Consider the analogy with private hospitals versus government run hospitals. Private hospitals are far from perfect. But when a private hospital consistently provides poor care, patients go elsewhere, and the hospital either improves or closes. A government hospital can continue providing poor care for decades, sustained by tax revenue regardless of outcomes. The incentive structures are fundamentally different, and Rothbard believed that difference matters more than we typically admit.

The Deepest Objection: Can Safety Be a Product?

Beneath all the practical arguments lies a philosophical one, and it is the one that makes people most uncomfortable.

The deepest objection to Rothbard’s position is not economic. It is moral. Many people believe that safety is a right, not a commodity. That it should not depend on your ability to pay. That making protection a market good is fundamentally incompatible with a just society.

Rothbard would not have dismissed this concern. But he would have reframed it. He would ask: is food a right? Is shelter a right? These are even more fundamental to survival than police protection, and yet we provision them primarily through markets. We do not have a single government grocery store that everyone must use. We have thousands of competing providers, and the result is an abundance of food at prices that, relative to historical standards, are astonishingly low. The market did not make food less available. It made food more available than any government program in history.

The moral intuition that safety is different, that it occupies some special category beyond the reach of markets, is powerful but not self evidently correct. Rothbard challenged people to examine why they felt that way and whether the feeling was based on evidence or on habit.

Where the Argument Gets Honest

No serious engagement with Rothbard’s ideas can avoid acknowledging the difficulties. Transition costs would be enormous. The potential for abuse by private firms is real. Coordination problems are not trivial. And there is a genuine concern that in the gap between the old system and the new, vulnerable people would suffer.

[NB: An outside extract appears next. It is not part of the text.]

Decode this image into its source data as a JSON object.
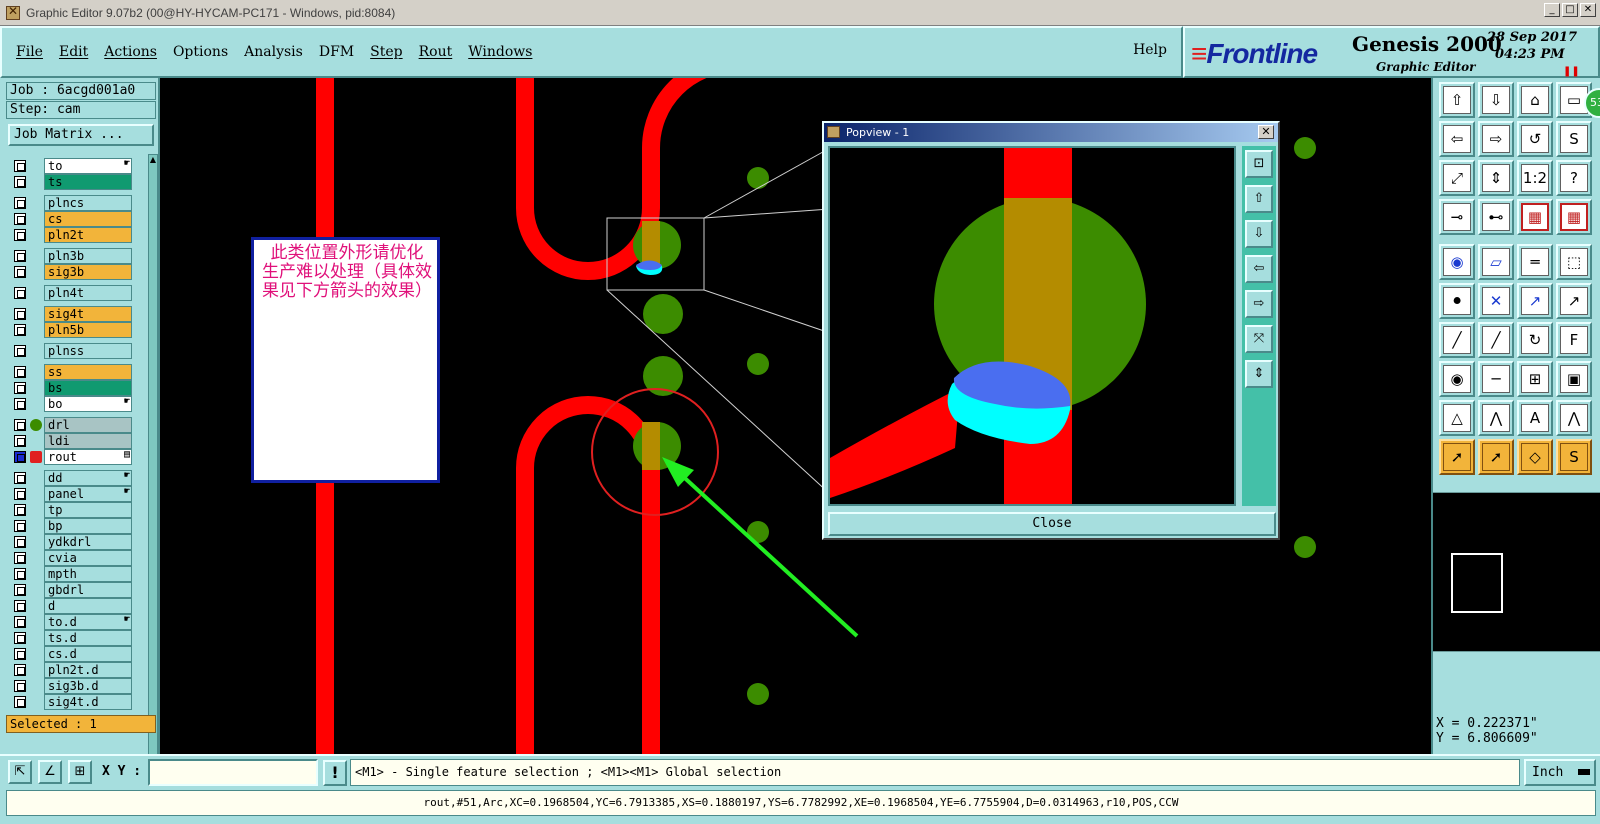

Rothbard’s critics are not wrong to raise these points. But Rothbard’s supporters are not wrong to note that the current system also produces abuse, also fails the vulnerable, and also suffers from coordination problems. The question is not whether a privatized system would be perfect. The question is whether it would be better. And that question can only be answered honestly if we stop treating the current arrangement as the default state of nature and start treating it as one option among many.

The Real Value of the Argument

Even if you walk away from this article unconvinced that privatizing police and fire departments is a good idea, something valuable has happened. You have been forced to examine assumptions that usually go unquestioned. You have had to articulate why you believe certain services should be government monopolies and whether those reasons hold up under scrutiny.

Rothbard’s gift was not that he was always right. It was that he asked questions other people considered off limits. He looked at institutions everyone took for granted and asked: why? Why this way? Who benefits from this arrangement? What would happen if we tried something else?

Those questions do not belong to any political tribe. They belong to anyone who takes ideas seriously. And in an era when trust in public institutions is declining across the political spectrum, when police reform is a live issue, when municipal budgets are strained and services are deteriorating, the questions Rothbard raised decades ago feel less like provocations and more like invitations.

Invitations to think harder. To imagine differently. And to stop confusing the way things are with the way things have to be.

The fire is already burning. The only question is who you want to call.